Following Newton and Bacon, it seems, physicist John Archibald Wheeler
wrote:

"We live on an island of knowledge surrounded by a sea of ignorance. As our
island grows, so does the shore of ignorance."

Wheeler's Beach, I call it. The futurist's base camp. Why is it that one
physicist will happily play on Wheeler's Beach, Sci-fi writers put the scuba
gear on and charge off on a jet-ski, and yet another physicist wants to
hide behind a wind-break, deferring their curiousity in the natural a
manufactured unknowable?

A Foghorn Leghorn cartoon analogy (stolen from another email list recently.
Embarassingly, I can remember it well) :

<Blustering rooster Foghorn is attempting to disengage from babysitting his
geeky, brainy nephew. The rooster suggests a game of hide-and-seek, and
hides in a wood-storage box, confident the nephew will never find him there.
Peering from beneath the lid, the rooster enjoys a clear view of the
nephew's futile searching.

Unfazed, the nephew whips out pencil and paper, scribbles some intricate
mathematics, and then carries a large shovel into the yard to a spot where
he's calculated the rooster must be hiding. From the storage-box far away,
the smug rooster watches the nephew push the the shovel's tip into the
ground, heave mightily, and pry up ...... the rooster!

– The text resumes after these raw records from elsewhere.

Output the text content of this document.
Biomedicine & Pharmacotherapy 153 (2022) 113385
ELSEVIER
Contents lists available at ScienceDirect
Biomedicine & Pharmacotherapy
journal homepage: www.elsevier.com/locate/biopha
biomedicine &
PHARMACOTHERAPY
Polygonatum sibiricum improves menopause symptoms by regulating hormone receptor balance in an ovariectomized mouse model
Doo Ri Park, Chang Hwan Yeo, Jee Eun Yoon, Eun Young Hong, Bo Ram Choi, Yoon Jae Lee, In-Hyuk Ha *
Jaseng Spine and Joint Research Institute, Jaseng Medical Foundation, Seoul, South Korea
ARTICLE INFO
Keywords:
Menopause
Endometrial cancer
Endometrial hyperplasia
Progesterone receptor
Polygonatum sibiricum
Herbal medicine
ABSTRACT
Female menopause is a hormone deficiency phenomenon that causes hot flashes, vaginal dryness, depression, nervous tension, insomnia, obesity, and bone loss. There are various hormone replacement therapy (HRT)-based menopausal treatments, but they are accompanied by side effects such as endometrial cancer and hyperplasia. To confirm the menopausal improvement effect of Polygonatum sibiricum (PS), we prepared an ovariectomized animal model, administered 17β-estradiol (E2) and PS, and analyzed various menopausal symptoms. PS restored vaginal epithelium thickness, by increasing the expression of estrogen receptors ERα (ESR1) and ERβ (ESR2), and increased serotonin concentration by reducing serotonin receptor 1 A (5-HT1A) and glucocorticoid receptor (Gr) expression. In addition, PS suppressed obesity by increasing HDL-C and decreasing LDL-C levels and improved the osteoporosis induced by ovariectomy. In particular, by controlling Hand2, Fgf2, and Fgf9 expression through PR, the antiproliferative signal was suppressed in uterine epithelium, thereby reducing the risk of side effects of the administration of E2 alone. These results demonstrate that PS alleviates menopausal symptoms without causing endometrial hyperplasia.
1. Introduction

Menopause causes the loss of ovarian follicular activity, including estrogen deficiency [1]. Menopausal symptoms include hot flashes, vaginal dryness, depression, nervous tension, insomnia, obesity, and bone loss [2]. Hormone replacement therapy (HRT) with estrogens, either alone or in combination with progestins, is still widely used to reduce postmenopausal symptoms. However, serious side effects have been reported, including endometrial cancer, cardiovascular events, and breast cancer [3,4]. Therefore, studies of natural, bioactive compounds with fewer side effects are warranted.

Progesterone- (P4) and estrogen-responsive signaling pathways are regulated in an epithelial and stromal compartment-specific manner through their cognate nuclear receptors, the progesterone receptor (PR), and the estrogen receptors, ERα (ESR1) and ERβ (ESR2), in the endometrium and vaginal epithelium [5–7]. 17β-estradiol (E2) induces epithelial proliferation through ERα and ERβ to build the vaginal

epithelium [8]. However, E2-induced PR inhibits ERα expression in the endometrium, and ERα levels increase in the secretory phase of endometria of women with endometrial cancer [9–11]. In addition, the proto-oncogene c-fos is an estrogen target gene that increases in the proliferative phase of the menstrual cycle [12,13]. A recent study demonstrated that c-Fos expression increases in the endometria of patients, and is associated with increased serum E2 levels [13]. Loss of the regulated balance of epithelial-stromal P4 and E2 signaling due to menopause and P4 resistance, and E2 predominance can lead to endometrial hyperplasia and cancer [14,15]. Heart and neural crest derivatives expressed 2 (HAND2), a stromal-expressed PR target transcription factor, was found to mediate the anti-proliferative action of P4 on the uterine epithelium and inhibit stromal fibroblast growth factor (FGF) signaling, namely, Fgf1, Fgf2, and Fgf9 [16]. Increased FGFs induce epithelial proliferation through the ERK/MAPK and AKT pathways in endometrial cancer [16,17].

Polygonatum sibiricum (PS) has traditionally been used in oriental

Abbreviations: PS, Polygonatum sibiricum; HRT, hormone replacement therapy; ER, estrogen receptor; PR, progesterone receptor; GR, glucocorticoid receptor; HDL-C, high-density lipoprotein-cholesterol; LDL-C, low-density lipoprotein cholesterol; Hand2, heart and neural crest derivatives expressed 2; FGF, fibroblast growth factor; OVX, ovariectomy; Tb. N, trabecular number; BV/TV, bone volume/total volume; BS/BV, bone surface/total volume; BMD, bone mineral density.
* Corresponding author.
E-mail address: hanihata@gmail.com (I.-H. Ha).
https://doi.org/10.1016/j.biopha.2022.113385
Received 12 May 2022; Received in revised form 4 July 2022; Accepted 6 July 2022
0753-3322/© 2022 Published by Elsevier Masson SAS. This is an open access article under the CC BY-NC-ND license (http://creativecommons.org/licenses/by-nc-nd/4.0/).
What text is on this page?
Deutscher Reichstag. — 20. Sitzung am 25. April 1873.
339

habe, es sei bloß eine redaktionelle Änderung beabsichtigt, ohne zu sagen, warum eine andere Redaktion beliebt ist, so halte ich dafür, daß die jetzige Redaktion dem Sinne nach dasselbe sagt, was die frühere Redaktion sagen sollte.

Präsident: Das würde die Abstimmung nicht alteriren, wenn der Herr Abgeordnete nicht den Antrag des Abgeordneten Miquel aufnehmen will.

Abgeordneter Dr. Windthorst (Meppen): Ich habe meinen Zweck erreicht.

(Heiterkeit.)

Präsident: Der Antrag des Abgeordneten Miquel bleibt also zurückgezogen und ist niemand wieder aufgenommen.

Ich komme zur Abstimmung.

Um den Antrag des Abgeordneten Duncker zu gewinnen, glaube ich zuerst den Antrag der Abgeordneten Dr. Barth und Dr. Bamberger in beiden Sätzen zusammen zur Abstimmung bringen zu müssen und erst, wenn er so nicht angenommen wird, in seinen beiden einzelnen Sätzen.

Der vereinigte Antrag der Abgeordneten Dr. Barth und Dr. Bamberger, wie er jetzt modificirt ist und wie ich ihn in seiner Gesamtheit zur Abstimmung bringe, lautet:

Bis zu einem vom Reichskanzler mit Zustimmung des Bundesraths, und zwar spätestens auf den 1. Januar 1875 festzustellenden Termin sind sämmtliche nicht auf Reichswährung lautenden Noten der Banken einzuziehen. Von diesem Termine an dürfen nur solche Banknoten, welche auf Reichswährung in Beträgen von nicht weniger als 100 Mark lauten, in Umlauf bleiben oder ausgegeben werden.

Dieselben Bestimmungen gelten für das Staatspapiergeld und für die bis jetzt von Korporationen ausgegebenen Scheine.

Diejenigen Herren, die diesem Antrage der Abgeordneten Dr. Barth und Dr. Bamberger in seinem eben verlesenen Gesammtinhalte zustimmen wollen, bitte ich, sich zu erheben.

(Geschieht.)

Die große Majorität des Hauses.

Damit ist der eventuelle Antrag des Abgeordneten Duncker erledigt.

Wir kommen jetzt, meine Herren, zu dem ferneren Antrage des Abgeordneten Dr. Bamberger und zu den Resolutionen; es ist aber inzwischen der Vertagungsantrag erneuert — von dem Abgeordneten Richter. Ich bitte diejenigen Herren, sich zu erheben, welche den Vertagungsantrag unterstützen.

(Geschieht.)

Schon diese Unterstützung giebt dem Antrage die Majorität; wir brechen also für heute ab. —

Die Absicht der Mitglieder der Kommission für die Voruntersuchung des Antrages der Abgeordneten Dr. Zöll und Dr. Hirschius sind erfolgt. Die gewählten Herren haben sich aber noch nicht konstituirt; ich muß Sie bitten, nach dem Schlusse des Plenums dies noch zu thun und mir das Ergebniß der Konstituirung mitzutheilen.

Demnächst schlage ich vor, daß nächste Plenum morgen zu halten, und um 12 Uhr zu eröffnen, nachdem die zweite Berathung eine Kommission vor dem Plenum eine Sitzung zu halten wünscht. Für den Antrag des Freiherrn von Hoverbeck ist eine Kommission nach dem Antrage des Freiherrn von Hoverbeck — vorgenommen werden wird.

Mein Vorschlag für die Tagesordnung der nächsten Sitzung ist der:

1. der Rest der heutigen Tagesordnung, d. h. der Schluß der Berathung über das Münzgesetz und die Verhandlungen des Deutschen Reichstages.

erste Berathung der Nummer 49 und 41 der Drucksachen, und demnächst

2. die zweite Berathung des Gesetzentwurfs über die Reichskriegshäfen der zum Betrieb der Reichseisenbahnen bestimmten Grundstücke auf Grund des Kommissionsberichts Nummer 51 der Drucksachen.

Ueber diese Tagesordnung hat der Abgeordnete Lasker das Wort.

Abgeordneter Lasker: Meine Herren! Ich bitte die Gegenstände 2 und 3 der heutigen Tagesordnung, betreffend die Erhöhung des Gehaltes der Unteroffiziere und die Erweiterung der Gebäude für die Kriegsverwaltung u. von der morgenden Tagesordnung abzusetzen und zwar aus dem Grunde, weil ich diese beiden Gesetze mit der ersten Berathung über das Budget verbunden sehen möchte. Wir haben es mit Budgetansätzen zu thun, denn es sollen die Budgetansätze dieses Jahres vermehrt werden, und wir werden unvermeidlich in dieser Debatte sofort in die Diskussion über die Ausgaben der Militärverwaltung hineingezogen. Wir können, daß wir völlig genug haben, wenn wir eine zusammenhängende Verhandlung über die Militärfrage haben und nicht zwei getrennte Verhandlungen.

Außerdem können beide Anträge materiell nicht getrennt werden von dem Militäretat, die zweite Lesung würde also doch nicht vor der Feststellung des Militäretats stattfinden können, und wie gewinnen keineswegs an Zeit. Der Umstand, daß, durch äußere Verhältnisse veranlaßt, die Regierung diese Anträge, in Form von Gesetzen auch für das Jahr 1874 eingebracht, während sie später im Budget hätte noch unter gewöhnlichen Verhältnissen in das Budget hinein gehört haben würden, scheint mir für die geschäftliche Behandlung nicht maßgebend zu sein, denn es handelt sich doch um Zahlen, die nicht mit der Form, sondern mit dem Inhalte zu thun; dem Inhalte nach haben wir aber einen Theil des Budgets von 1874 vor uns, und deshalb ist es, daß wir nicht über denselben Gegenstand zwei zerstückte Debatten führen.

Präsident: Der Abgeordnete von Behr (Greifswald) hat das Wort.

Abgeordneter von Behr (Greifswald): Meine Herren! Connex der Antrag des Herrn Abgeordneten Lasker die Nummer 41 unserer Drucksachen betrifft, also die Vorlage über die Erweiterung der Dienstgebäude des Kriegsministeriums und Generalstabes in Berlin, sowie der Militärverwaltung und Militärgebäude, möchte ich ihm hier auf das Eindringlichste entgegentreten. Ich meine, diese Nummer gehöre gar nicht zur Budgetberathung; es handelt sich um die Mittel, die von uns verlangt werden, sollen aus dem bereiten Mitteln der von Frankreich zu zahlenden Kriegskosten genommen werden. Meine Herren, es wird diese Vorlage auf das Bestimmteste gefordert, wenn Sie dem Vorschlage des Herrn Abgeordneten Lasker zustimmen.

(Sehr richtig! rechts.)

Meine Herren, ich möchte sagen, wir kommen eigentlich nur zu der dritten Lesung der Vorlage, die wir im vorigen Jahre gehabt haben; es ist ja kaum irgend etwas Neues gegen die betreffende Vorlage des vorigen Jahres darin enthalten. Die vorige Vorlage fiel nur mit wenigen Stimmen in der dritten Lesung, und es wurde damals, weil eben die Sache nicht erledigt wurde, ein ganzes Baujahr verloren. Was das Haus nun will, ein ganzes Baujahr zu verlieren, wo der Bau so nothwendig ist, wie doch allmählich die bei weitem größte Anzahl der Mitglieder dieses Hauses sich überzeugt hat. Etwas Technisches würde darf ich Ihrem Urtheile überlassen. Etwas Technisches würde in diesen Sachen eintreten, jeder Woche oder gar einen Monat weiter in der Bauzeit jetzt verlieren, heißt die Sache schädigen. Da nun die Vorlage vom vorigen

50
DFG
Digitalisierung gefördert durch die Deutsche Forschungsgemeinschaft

Dumbfounded, the rooster splutters and stammers at the nephew, and then
walks over to look in the wood-storage box. Instead, he stops, ponders, and
walks away, saying, "Y'know, ah better not look. Ah jes' might be in
there." >

By the time Dyson's reached the end, you know that before you pick up
Polkinghorne's book you know you're in for ride on a conveyor belt through
the dusty museum of the deserately faithful. If there were more religious
people like Dyson around, then religion would be a whole lot more
interesting and maybe it would go somewhere useful.